LAUSR

This paper considers the problem of estimating the structure of structurally similar graphical models in high dimensions. This problem is pertinent in multi-modal or multi-domain datasets that consist of multiple information domains, each modeled by one probabilistic graphical model (PGM), e.g., in brain network modeling using different neuroimaging modalities. Induced by an underlying shared causal source, the domains, and subsequently their associated PGMs, can have structural similarities. This paper focuses on Gaussian and Ising models and characterizes the information-theoretic sample complexity of estimating the structures of a pair of PGMs in the degree-bounded and edge-bounded subclasses. The PGMs are assumed to have $p$ nodes with distinct and unknown structures. Their similarity is accounted for by assuming that a pre-specified set of $q$ nodes form identical subgraphs in both PGMs.

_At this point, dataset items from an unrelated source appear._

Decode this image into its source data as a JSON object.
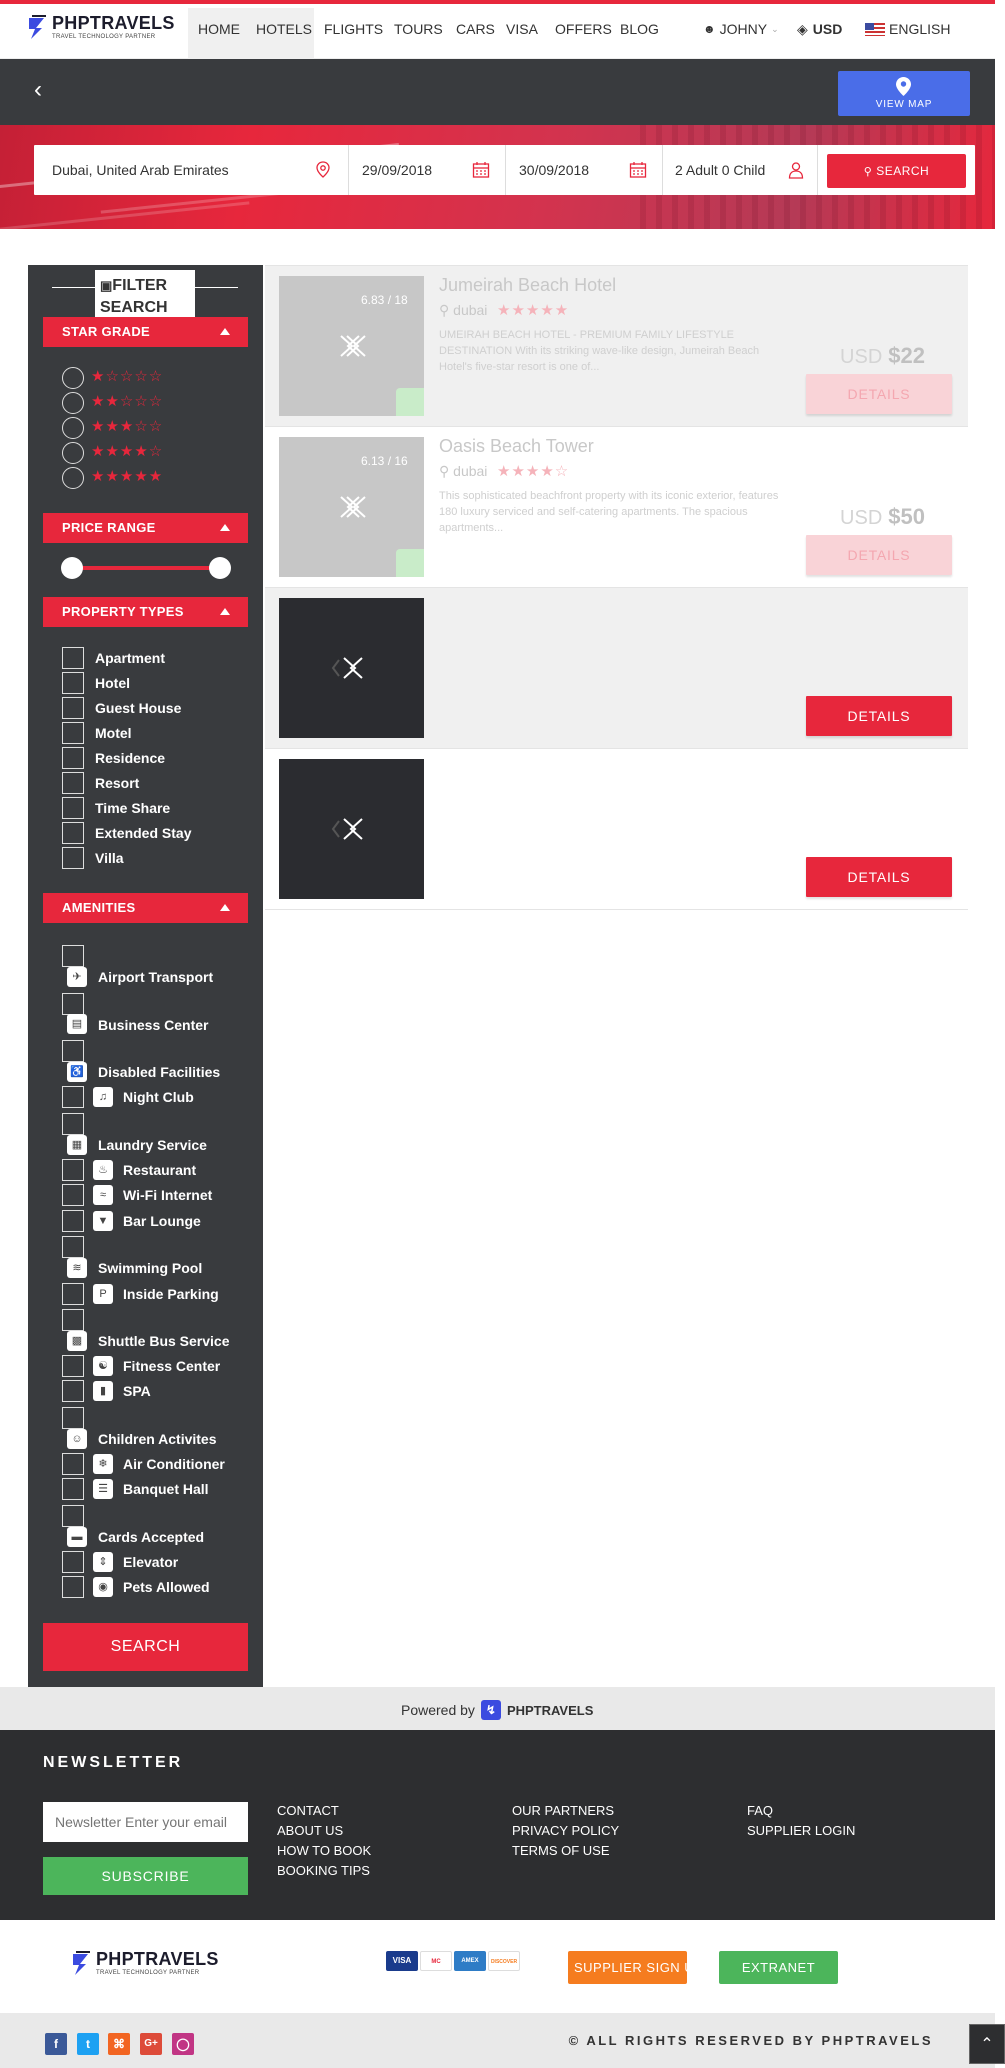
{
  "brand": {
    "name": "PHPTRAVELS",
    "tagline": "TRAVEL TECHNOLOGY PARTNER"
  },
  "nav": {
    "items": [
      "HOME",
      "HOTELS",
      "FLIGHTS",
      "TOURS",
      "CARS",
      "VISA",
      "OFFERS",
      "BLOG"
    ],
    "active": "HOTELS",
    "user": "JOHNY",
    "currency": "USD",
    "language": "ENGLISH"
  },
  "toolbar": {
    "view_map": "VIEW MAP"
  },
  "search": {
    "location": "Dubai, United Arab Emirates",
    "checkin": "29/09/2018",
    "checkout": "30/09/2018",
    "guests": "2 Adult 0 Child",
    "button": "SEARCH"
  },
  "sidebar": {
    "title_line1": "FILTER",
    "title_line2": "SEARCH",
    "star_grade": {
      "label": "STAR GRADE",
      "levels": [
        1,
        2,
        3,
        4,
        5
      ]
    },
    "price_range": {
      "label": "PRICE RANGE",
      "min_fraction": 0,
      "max_fraction": 1
    },
    "property_types": {
      "label": "PROPERTY TYPES",
      "items": [
        "Apartment",
        "Hotel",
        "Guest House",
        "Motel",
        "Residence",
        "Resort",
        "Time Share",
        "Extended Stay",
        "Villa"
      ]
    },
    "amenities": {
      "label": "AMENITIES",
      "items": [
        "Airport Transport",
        "Business Center",
        "Disabled Facilities",
        "Night Club",
        "Laundry Service",
        "Restaurant",
        "Wi-Fi Internet",
        "Bar Lounge",
        "Swimming Pool",
        "Inside Parking",
        "Shuttle Bus Service",
        "Fitness Center",
        "SPA",
        "Children Activites",
        "Air Conditioner",
        "Banquet Hall",
        "Cards Accepted",
        "Elevator",
        "Pets Allowed"
      ]
    },
    "search_button": "SEARCH"
  },
  "results": [
    {
      "name": "Jumeirah Beach Hotel",
      "location": "dubai",
      "stars": 5,
      "score": "6.83 / 18",
      "description": "UMEIRAH BEACH HOTEL - PREMIUM FAMILY LIFESTYLE DESTINATION With its striking wave-like design, Jumeirah Beach Hotel's five-star resort is one of...",
      "currency": "USD",
      "price": "$22",
      "details": "DETAILS"
    },
    {
      "name": "Oasis Beach Tower",
      "location": "dubai",
      "stars": 4,
      "score": "6.13 / 16",
      "description": "This sophisticated beachfront property with its iconic exterior, features 180 luxury serviced and self-catering apartments. The spacious apartments...",
      "currency": "USD",
      "price": "$50",
      "details": "DETAILS"
    },
    {
      "details": "DETAILS"
    },
    {
      "details": "DETAILS"
    }
  ],
  "footer": {
    "powered_by": "Powered by",
    "newsletter_title": "NEWSLETTER",
    "newsletter_placeholder": "Newsletter Enter your email",
    "subscribe": "SUBSCRIBE",
    "links_col1": [
      "CONTACT",
      "ABOUT US",
      "HOW TO BOOK",
      "BOOKING TIPS"
    ],
    "links_col2": [
      "OUR PARTNERS",
      "PRIVACY POLICY",
      "TERMS OF USE"
    ],
    "links_col3": [
      "FAQ",
      "SUPPLIER LOGIN"
    ],
    "cards": [
      "VISA",
      "MC",
      "AMEX",
      "DISCOVER"
    ],
    "supplier_signup": "SUPPLIER SIGN UP",
    "extranet_login": "EXTRANET LOGIN",
    "copyright": "© ALL RIGHTS RESERVED BY PHPTRAVELS"
  },
  "colors": {
    "accent": "#e7273c",
    "dark": "#393b3e",
    "map": "#4a6de8",
    "green": "#4cb55b",
    "orange": "#f57c1f"
  }
}
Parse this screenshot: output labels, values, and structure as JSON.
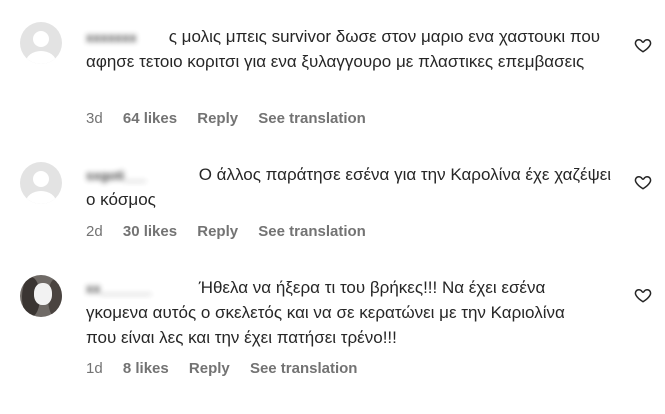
{
  "comments": [
    {
      "username": "xxxxxxx",
      "text": "ς μολις μπεις survivor δωσε στον μαριο ενα χαστουκι που αφησε τετοιο κοριτσι για ενα ξυλαγγουρο με πλαστικες επεμβασεις",
      "time": "3d",
      "likes": "64 likes",
      "reply": "Reply",
      "see_translation": "See translation",
      "avatar": "default-avatar-icon",
      "heart": "heart-outline-icon"
    },
    {
      "username": "sxgoti___",
      "text": "Ο άλλος παράτησε εσένα για την Καρολίνα έχε χαζέψει ο κόσμος",
      "time": "2d",
      "likes": "30 likes",
      "reply": "Reply",
      "see_translation": "See translation",
      "avatar": "default-avatar-icon",
      "heart": "heart-outline-icon"
    },
    {
      "username": "xx_______",
      "text": "Ήθελα να ήξερα τι του βρήκες!!! Να έχει εσένα γκομενα αυτός ο σκελετός και να σε κερατώνει με την Καριολίνα που είναι λες και την έχει πατήσει τρένο!!!",
      "time": "1d",
      "likes": "8 likes",
      "reply": "Reply",
      "see_translation": "See translation",
      "avatar": "profile-photo-avatar",
      "heart": "heart-outline-icon"
    }
  ],
  "colors": {
    "text": "#262626",
    "meta": "#737373",
    "avatar_bg": "#e3e3e3"
  }
}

Necessary and sufficient conditions on the sample complexity for a bounded probability of error are characterized. The necessary conditions are information-theoretic (algorithm-independent), delineating the statistical difficulty of the problem. The sufficient conditions are based on deploying maximum likelihood decoders. While the specifics of the results vary across different subclasses and parameter regimes, one key observation is that in specific subclasses and regimes, the sample complexity varies with $p$ and $q$ according to $\Theta (\log (p-q))$ . For Ising models, a low complexity, online structure estimation (learning) algorithm based on multiplicative weights is also proposed. Numerical evaluations are also included to illustrate the interplay among different parameters on the sample complexity when the structurally similar graphs are recovered by a maximum likelihood-based graph decoder and the proposed online estimation algorithm.